Cicero's hand in via dei Cerchi: hidden gem near the Circus Maximus


Update Jan 17, 2014. I just finished reading The lost symbol by Dawn Brown. Lovely book. Now it's difficult not to think to a connection between this building and the freemasonry. Could that be a hand of mysteries?


In one of the two long sides of Circo Massimo, the ancient chariot racing stadium, there's an old street called via dei Cerchi. I come here often to park my car, as it's the only place in the center where it's easy to find a spot. The name of this street comes from the corruption of the name of the stadium: originally called via del Circo Massimo, it bacame via del Cerchio (circle), and then via dei Cerchi. A curious hidden gem of Rome is located here.

Reach via dei Cerchi and go to towards the side which is near the Mouth of Truth (follow the direction of the cars). Before you reach the corner, you'll notice some old buildings on the right. Among them there is a bizarre building with a flat facade, lying to the structure as a mask, decorated as a cake, perforated and concluded in the top by a big hand with the index pointing to the sky. The same hand is replicated on the frame of one of the windows surrounded by baroque curls. This definitely a curious construction. And why that hand?

Today, in the shade of this stony facade built in the late 600, there are the Olivetani monks of Siena and the convent of Santa Anastasia, ancient church that you can find just behind the corner. But back in time, we have the Palatine, the hill with the palaces of the roman emperors, and the area of the hill that the Farnese family, in particular Alessandro, nephew of pope Paolo III, turned into vegetable gardens. In fact, we can see the lilium flower from the Farnese arms in the decorations.

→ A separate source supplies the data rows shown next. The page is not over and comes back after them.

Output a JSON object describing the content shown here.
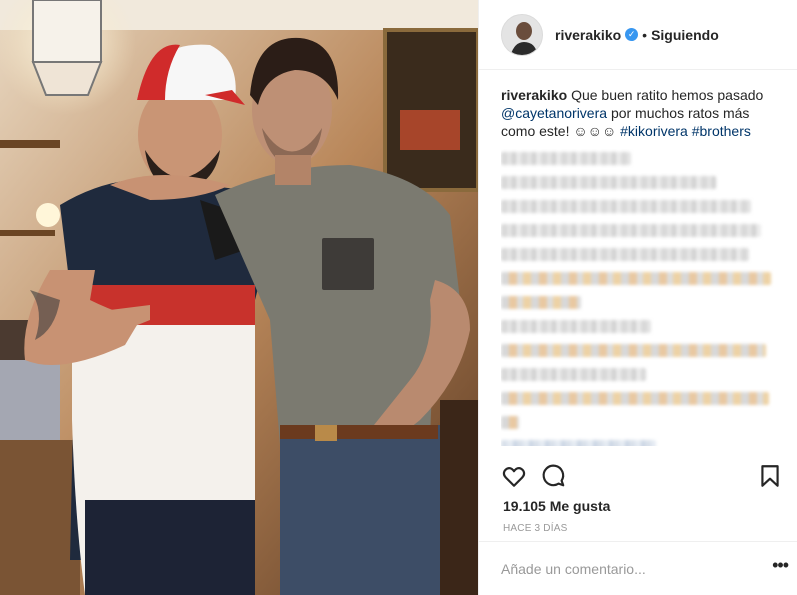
{
  "post": {
    "username": "riverakiko",
    "verified_icon": "verified-badge-icon",
    "follow_status": "Siguiendo",
    "separator": "•"
  },
  "caption": {
    "username": "riverakiko",
    "text_1": "Que buen ratito hemos pasado",
    "mention": "@cayetanorivera",
    "text_2": "por muchos ratos más como este! ☺☺☺",
    "hashtag_1": "#kikorivera",
    "hashtag_2": "#brothers"
  },
  "actions": {
    "like_icon": "heart-outline-icon",
    "comment_icon": "comment-bubble-icon",
    "save_icon": "bookmark-icon"
  },
  "likes_label": "19.105 Me gusta",
  "time_label": "HACE 3 DÍAS",
  "comment_input": {
    "placeholder": "Añade un comentario..."
  },
  "more_label": "•••",
  "colors": {
    "link": "#003569",
    "verified": "#3897f0",
    "muted": "#999999"
  }
}
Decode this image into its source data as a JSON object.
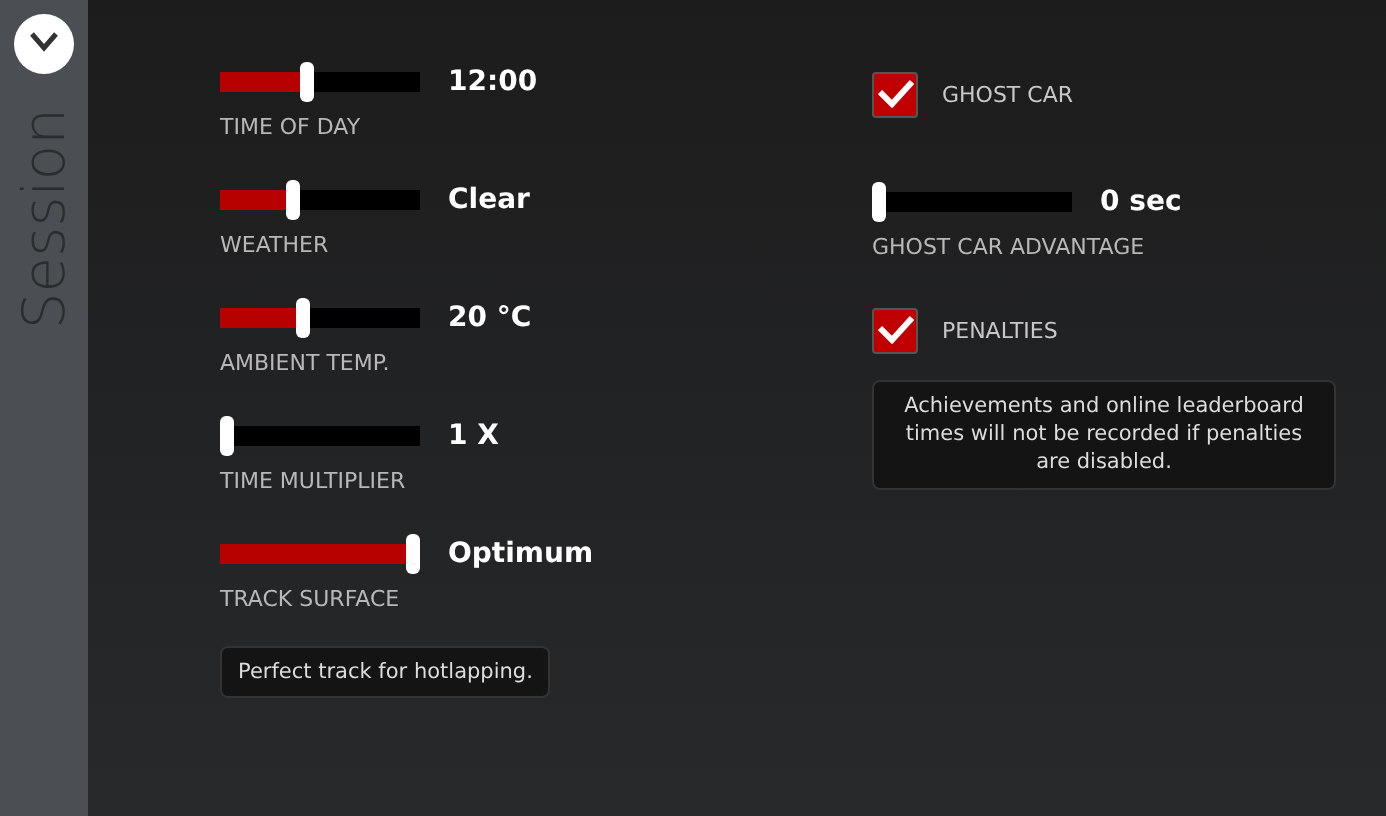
{
  "sidebar": {
    "title": "Session"
  },
  "sliders": [
    {
      "label": "TIME OF DAY",
      "value": "12:00",
      "level": 0.43
    },
    {
      "label": "WEATHER",
      "value": "Clear",
      "level": 0.36
    },
    {
      "label": "AMBIENT TEMP.",
      "value": "20 °C",
      "level": 0.41
    },
    {
      "label": "TIME MULTIPLIER",
      "value": "1 X",
      "level": 0
    },
    {
      "label": "TRACK SURFACE",
      "value": "Optimum",
      "level": 1
    }
  ],
  "track_note": "Perfect track for hotlapping.",
  "ghost_car": {
    "label": "GHOST CAR",
    "checked": true
  },
  "ghost_advantage": {
    "label": "GHOST CAR ADVANTAGE",
    "value": "0 sec",
    "level": 0
  },
  "penalties": {
    "label": "PENALTIES",
    "checked": true
  },
  "penalties_note": "Achievements and online leaderboard times will not be recorded if penalties are disabled."
}
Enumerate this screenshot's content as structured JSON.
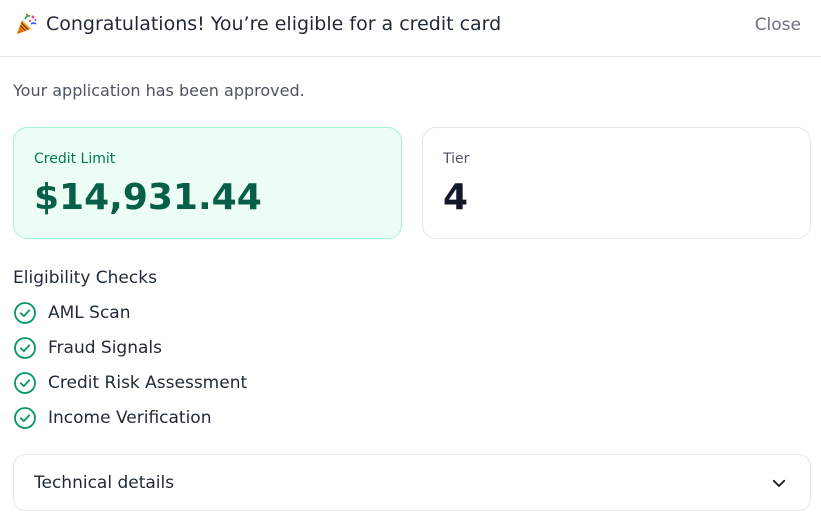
{
  "header": {
    "title": "Congratulations! You’re eligible for a credit card",
    "close_label": "Close",
    "icon": "party-popper-icon"
  },
  "subtitle": "Your application has been approved.",
  "cards": {
    "credit_limit": {
      "label": "Credit Limit",
      "value": "$14,931.44"
    },
    "tier": {
      "label": "Tier",
      "value": "4"
    }
  },
  "eligibility": {
    "title": "Eligibility Checks",
    "items": [
      {
        "label": "AML Scan",
        "icon": "check-circle-icon"
      },
      {
        "label": "Fraud Signals",
        "icon": "check-circle-icon"
      },
      {
        "label": "Credit Risk Assessment",
        "icon": "check-circle-icon"
      },
      {
        "label": "Income Verification",
        "icon": "check-circle-icon"
      }
    ]
  },
  "technical_details": {
    "label": "Technical details",
    "icon": "chevron-down-icon"
  },
  "colors": {
    "accent_green": "#047857",
    "limit_card_bg": "#ecfdf5",
    "check_icon": "#059669"
  }
}
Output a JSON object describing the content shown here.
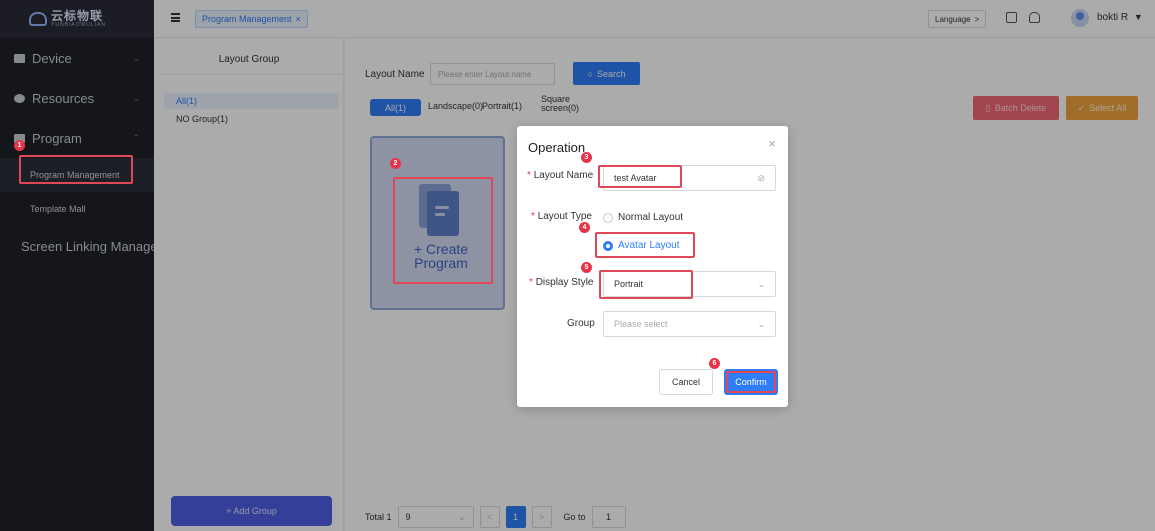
{
  "logo": {
    "text_cn": "云标物联",
    "text_en": "YUNBIAOWULIAN"
  },
  "sidebar": {
    "items": [
      {
        "label": "Device",
        "icon": "server-icon"
      },
      {
        "label": "Resources",
        "icon": "layers-icon"
      },
      {
        "label": "Program",
        "icon": "program-icon"
      },
      {
        "label": "Screen Linking Manage",
        "icon": "grid-icon"
      }
    ],
    "subitems": [
      {
        "label": "Program Management"
      },
      {
        "label": "Template Mall"
      }
    ]
  },
  "topbar": {
    "tab_label": "Program Management",
    "tab_close": "×",
    "language_label": "Language",
    "language_chevron": ">",
    "user_name": "bokti R",
    "user_chevron": "▼"
  },
  "group_panel": {
    "title": "Layout Group",
    "items": [
      "All(1)",
      "NO Group(1)"
    ],
    "add_button": "+ Add Group"
  },
  "main": {
    "layout_name_label": "Layout Name",
    "layout_name_placeholder": "Please enter Layout name",
    "search_button": "Search",
    "filters": [
      "All(1)",
      "Landscape(0)",
      "Portrait(1)",
      "Square",
      "screen(0)"
    ],
    "batch_delete": "Batch Delete",
    "select_all": "Select All",
    "create_program_line1": "+ Create",
    "create_program_line2": "Program",
    "pagination": {
      "total": "Total 1",
      "page_size": "9",
      "prev": "<",
      "current_page": "1",
      "next": ">",
      "goto_label": "Go to",
      "goto_value": "1"
    }
  },
  "dialog": {
    "title": "Operation",
    "close": "×",
    "layout_name_label": "Layout Name",
    "layout_name_value": "test Avatar",
    "layout_type_label": "Layout Type",
    "layout_type_options": [
      "Normal Layout",
      "Avatar Layout"
    ],
    "layout_type_selected": "Avatar Layout",
    "display_style_label": "Display Style",
    "display_style_value": "Portrait",
    "group_label": "Group",
    "group_placeholder": "Please select",
    "cancel_button": "Cancel",
    "confirm_button": "Confirm",
    "required_mark": "*",
    "chevron": "⌄"
  },
  "annotations": [
    "1",
    "2",
    "3",
    "4",
    "5",
    "6"
  ],
  "colors": {
    "accent": "#2e7cf6",
    "sidebar_bg": "#1f2129",
    "highlight": "#e04757",
    "danger": "#f26877",
    "warning": "#efa53e"
  }
}
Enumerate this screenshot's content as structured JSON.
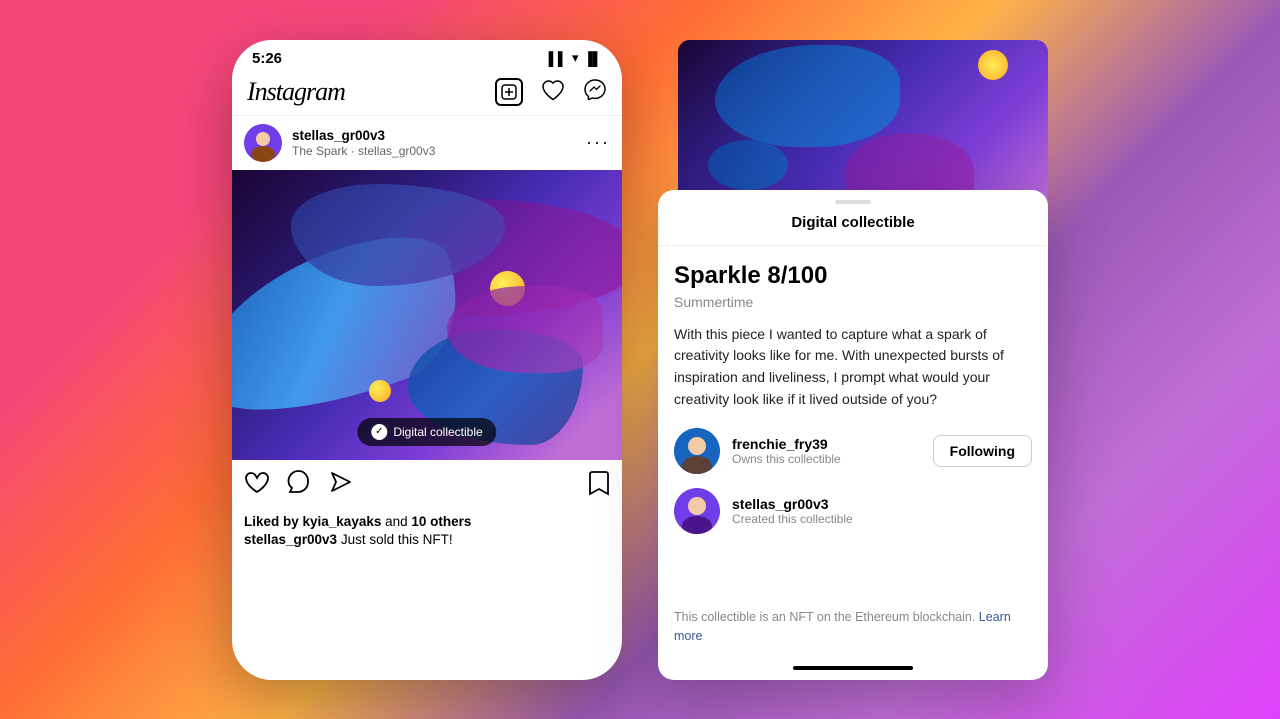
{
  "background": {
    "gradient": "linear-gradient(135deg, #f5467a, #ff6b35, #ffb347, #9b59b6, #e040fb)"
  },
  "phone": {
    "status_bar": {
      "time": "5:26",
      "icons": "▌▌ ᯤ 🔋"
    },
    "header": {
      "logo": "Instagram",
      "add_icon": "+",
      "heart_icon": "♡",
      "messenger_icon": "✉"
    },
    "post": {
      "username": "stellas_gr00v3",
      "subtitle": "The Spark · stellas_gr00v3",
      "more_icon": "···",
      "badge_text": "Digital collectible",
      "liked_by": "Liked by kyia_kayaks and 10 others",
      "caption_user": "stellas_gr00v3",
      "caption_text": "Just sold this NFT!"
    },
    "actions": {
      "like": "♡",
      "comment": "◯",
      "share": "▷",
      "bookmark": "⊡"
    }
  },
  "panel": {
    "handle": "",
    "title": "Digital collectible",
    "nft_title": "Sparkle 8/100",
    "nft_subtitle": "Summertime",
    "description": "With this piece I wanted to capture what a spark of creativity looks like for me. With unexpected bursts of inspiration and liveliness, I prompt what would your creativity look like if it lived outside of you?",
    "owner": {
      "username": "frenchie_fry39",
      "role": "Owns this collectible",
      "action": "Following"
    },
    "creator": {
      "username": "stellas_gr00v3",
      "role": "Created this collectible"
    },
    "footer_text": "This collectible is an NFT on the Ethereum blockchain.",
    "footer_link": "Learn more",
    "bottom_bar": ""
  }
}
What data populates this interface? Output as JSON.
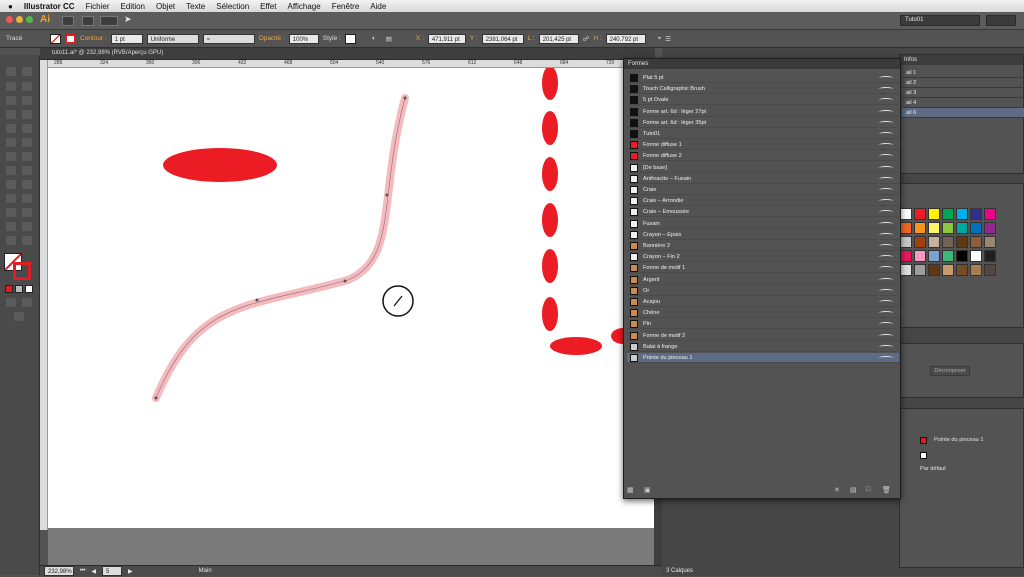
{
  "menubar": {
    "apple": "",
    "app": "Illustrator CC",
    "items": [
      "Fichier",
      "Edition",
      "Objet",
      "Texte",
      "Sélection",
      "Effet",
      "Affichage",
      "Fenêtre",
      "Aide"
    ]
  },
  "appbar": {
    "logo": "Ai",
    "workspace": "Tuto01"
  },
  "control": {
    "object_type": "Tracé",
    "contour_label": "Contour :",
    "contour_value": "1 pt",
    "stroke_profile": "Uniforme",
    "opacity_label": "Opacité :",
    "opacity_value": "100%",
    "style_label": "Style :",
    "x_label": "X :",
    "x_value": "471,911 pt",
    "y_label": "Y :",
    "y_value": "2381,064 pt",
    "w_label": "L :",
    "w_value": "201,425 pt",
    "h_label": "H :",
    "h_value": "240,792 pt"
  },
  "document": {
    "tab_title": "tuto11.ai* @ 232,98% (RVB/Aperçu GPU)",
    "ruler_ticks": [
      "288",
      "324",
      "360",
      "396",
      "432",
      "468",
      "504",
      "540",
      "576",
      "612",
      "648",
      "684",
      "720"
    ]
  },
  "status": {
    "zoom": "232,98%",
    "artboard": "5",
    "tool": "Main"
  },
  "brushes_panel": {
    "title": "Formes",
    "items": [
      {
        "name": "Plat 5 pt",
        "icon": "calligraphic"
      },
      {
        "name": "Touch Calligraphic Brush",
        "icon": "calligraphic"
      },
      {
        "name": "5 pt Ovale",
        "icon": "calligraphic"
      },
      {
        "name": "Forme art. 6d : léger 27pt",
        "icon": "calligraphic"
      },
      {
        "name": "Forme art. 6d : léger 35pt",
        "icon": "calligraphic"
      },
      {
        "name": "Tuto01",
        "icon": "calligraphic"
      },
      {
        "name": "Forme diffuse 1",
        "icon": "scatter"
      },
      {
        "name": "Forme diffuse 2",
        "icon": "scatter"
      },
      {
        "name": "[De base]",
        "icon": "art"
      },
      {
        "name": "Anthracite – Fusain",
        "icon": "art"
      },
      {
        "name": "Craie",
        "icon": "art"
      },
      {
        "name": "Craie – Arrondie",
        "icon": "art"
      },
      {
        "name": "Craie – Emoussée",
        "icon": "art"
      },
      {
        "name": "Fusain",
        "icon": "art"
      },
      {
        "name": "Crayon – Epais",
        "icon": "art"
      },
      {
        "name": "Bannière 2",
        "icon": "pattern"
      },
      {
        "name": "Crayon – Fin 2",
        "icon": "art"
      },
      {
        "name": "Forme de motif 1",
        "icon": "pattern"
      },
      {
        "name": "Argent",
        "icon": "pattern"
      },
      {
        "name": "Or",
        "icon": "pattern"
      },
      {
        "name": "Acajou",
        "icon": "pattern"
      },
      {
        "name": "Chêne",
        "icon": "pattern"
      },
      {
        "name": "Pin",
        "icon": "pattern"
      },
      {
        "name": "Forme de motif 2",
        "icon": "pattern"
      },
      {
        "name": "Balai à frange",
        "icon": "bristle"
      },
      {
        "name": "Pointe du pinceau 1",
        "icon": "bristle",
        "selected": true
      }
    ]
  },
  "layers_panel": {
    "tab": "Infos",
    "items": [
      "ail 1",
      "ail 2",
      "ail 3",
      "ail 4",
      "ail 6"
    ],
    "footer": "3 Calques"
  },
  "transparency_panel": {
    "button": "Décomposer",
    "rows": [
      "Pointe du pinceau 1",
      "Par défaut"
    ]
  },
  "colors": {
    "accent": "#ec1c24",
    "selection": "#5d6c84",
    "panel": "#535353"
  }
}
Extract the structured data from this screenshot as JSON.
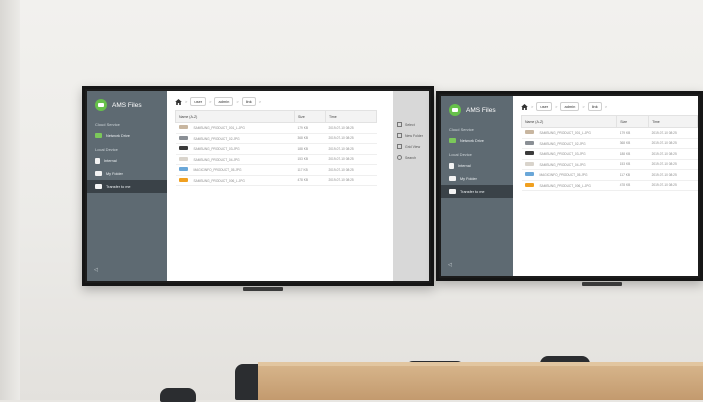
{
  "app": {
    "title": "AMS Files",
    "brand_color": "#66c04a",
    "sidebar_color": "#5e6a72"
  },
  "sidebar": {
    "sections": [
      {
        "label": "Cloud Service",
        "items": [
          {
            "label": "Network Drive",
            "icon": "cloud-drive-icon"
          }
        ]
      },
      {
        "label": "Local Device",
        "items": [
          {
            "label": "Internal",
            "icon": "storage-icon"
          },
          {
            "label": "My Folder",
            "icon": "folder-icon"
          },
          {
            "label": "Transfer to me",
            "icon": "transfer-folder-icon",
            "active": true
          }
        ]
      }
    ]
  },
  "breadcrumb": [
    "user",
    "admin",
    "link"
  ],
  "table": {
    "headers": [
      "Name (A-Z)",
      "Size",
      "Time"
    ],
    "rows": [
      {
        "name": "SAMSUNG_PRODUCT_001_L.JPG",
        "size": "179 KB",
        "time": "2019-07-10 08:25",
        "thumb": "#c8b6a0"
      },
      {
        "name": "SAMSUNG_PRODUCT_02.JPG",
        "size": "368 KB",
        "time": "2019-07-10 08:25",
        "thumb": "#8a8f95"
      },
      {
        "name": "SAMSUNG_PRODUCT_03.JPG",
        "size": "188 KB",
        "time": "2019-07-10 08:25",
        "thumb": "#3b3b3b"
      },
      {
        "name": "SAMSUNG_PRODUCT_04.JPG",
        "size": "153 KB",
        "time": "2019-07-10 08:25",
        "thumb": "#d9d4cc"
      },
      {
        "name": "MAGICINFO_PRODUCT_05.JPG",
        "size": "117 KB",
        "time": "2019-07-10 08:25",
        "thumb": "#6aa7d8"
      },
      {
        "name": "SAMSUNG_PRODUCT_006_L.JPG",
        "size": "478 KB",
        "time": "2019-07-10 08:25",
        "thumb": "#f0a020"
      }
    ]
  },
  "toolbar": {
    "items": [
      {
        "label": "Select",
        "icon": "select-icon"
      },
      {
        "label": "New Folder",
        "icon": "new-folder-icon"
      },
      {
        "label": "Grid View",
        "icon": "grid-view-icon"
      },
      {
        "label": "Search",
        "icon": "search-icon"
      }
    ]
  }
}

The hand has another story: this is a plaster cast (the original has been lost) of a big marble hand with a raised finger, probably an ex voto, that was held in the church Santa Maria de Manu, demolished here in 1939. People used to call it the hand of Cicero, and the tradition wants that in the 500 it indicated the price of the wine: "one bajocco per fojetta" (bajocco = old currency, fojetta = half a liter).

The church Santa Maria de Manu held an image of the Virgin that was very venerated, and the legend says that it started to cry after it was scarred by some jewish people. Once the news became popular the Madonna became destination for religious pilgrimage, and a lot of people came here to ask for a grace. To avoid further damages, it was decided to build an oratory, where the Madonna dei Cerchi (as she was called) could have been venerated safely. The place hosted the congregation of Madonna dei Cerchi and Jesus Nazarene, which existed until the church itself existed here.

The building with Cicero's hand today is property of the Olivetani benedictine monks of Siena, and it is sided with few smaller ancient buildings of medieval aspect, that separate the street from the church of Santa Anastasia behind.